Why CRDTs were “slow” and performance details
- One explanation: early libraries were largely written by academics, with correctness prioritized over optimization.
- Since then, CRDT implementations have improved by orders of magnitude; some newer projects claim another large speedup since the article.
- A side discussion explores why a Rust-to-WASM build ran ~4x slower than native: FFI overhead was controlled for; the slowdown seemed to be raw codegen/runtime. Participants speculate about loss of high-level intent, weaker instruction sets, and optimization limits in current WASM JITs.
- Microbenchmark details like ideal bucket size (32 entries) are tied to cache-line and memory hierarchy effects.

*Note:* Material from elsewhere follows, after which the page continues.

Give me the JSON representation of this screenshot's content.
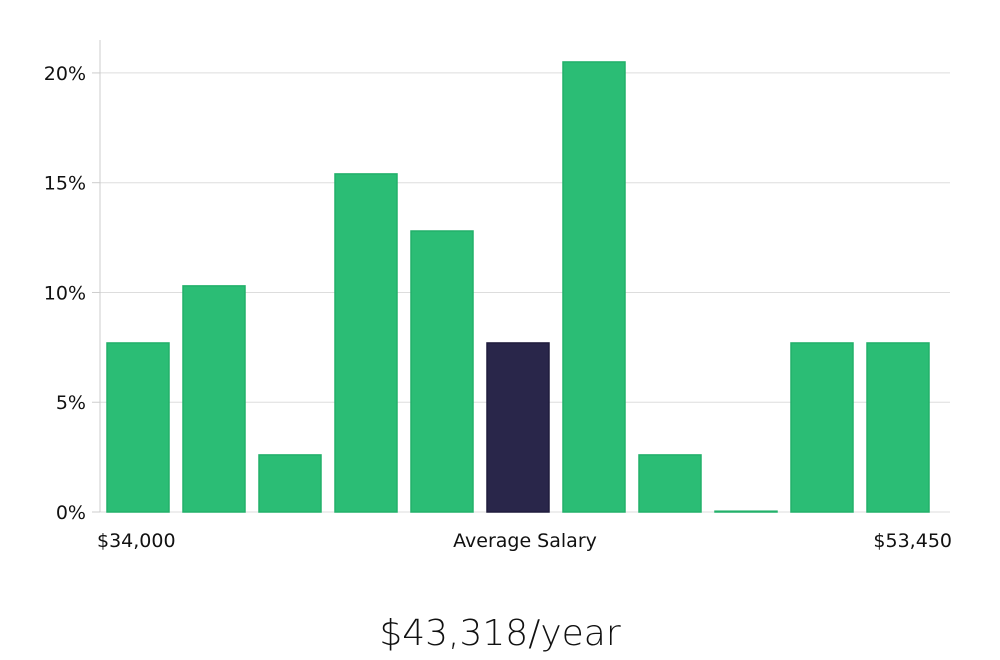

Real-world use cases and UX quality
- Many apps are cited as CRDT-based or CRDT-like: design tools, reference managers, local-first workspaces, notes/todo apps, collaborative text/graph tools, and iCloud Notes.
- Experiences vary: some tools feel “Google Docs–smooth,” others (e.g., certain Notion workflows, Apple Notes in specific cases) show cursor glitches or lag under concurrent editing.
- A recurring theme: CRDTs shine in local-first, creative workflows (writing, design, coding) where offline edits are valuable; they’re seen as less compelling for fast-authoritative domains like real-time games.
Git, blockchains, and definition debates
- A large subthread debates whether Git or blockchains are “pragmatic CRDTs.”
- One side: they behave like widely used, conflict-resolving replicated data structures; for practical discussions, grouping them with CRDTs helps intuition.
- The other side: by the formal definition, they fail key properties:
- Git: manual merge conflicts, non-idempotent/ordering-dependent merges, and different peers can converge to different histories.
- Blockchains: cannot be updated independently without coordination; convergence relies on consensus, not purely on CRDT-style merge laws.
- Several argue stretching the term “CRDT” to cover these systems confuses newcomers; better to reserve it for structures whose merge is associative, commutative, and idempotent.
History size, privacy, and truncation
- Concern: CRDTs leaving long operation logs.
- Replies: for text, overhead can be extremely small; with compression, full histories may be smaller than final document state.
- Some libraries discard deleted text content while keeping structural metadata, which helps with privacy.
- Truncating history in decentralized settings is tricky: without careful snapshotting/consensus, peers that only saw partial histories can become irreconcilable.
- For immutable, content-addressed designs, redaction (e.g., GDPR) may require repacking history and breaking signature chains; partitioning data into smaller, per-resource histories is suggested.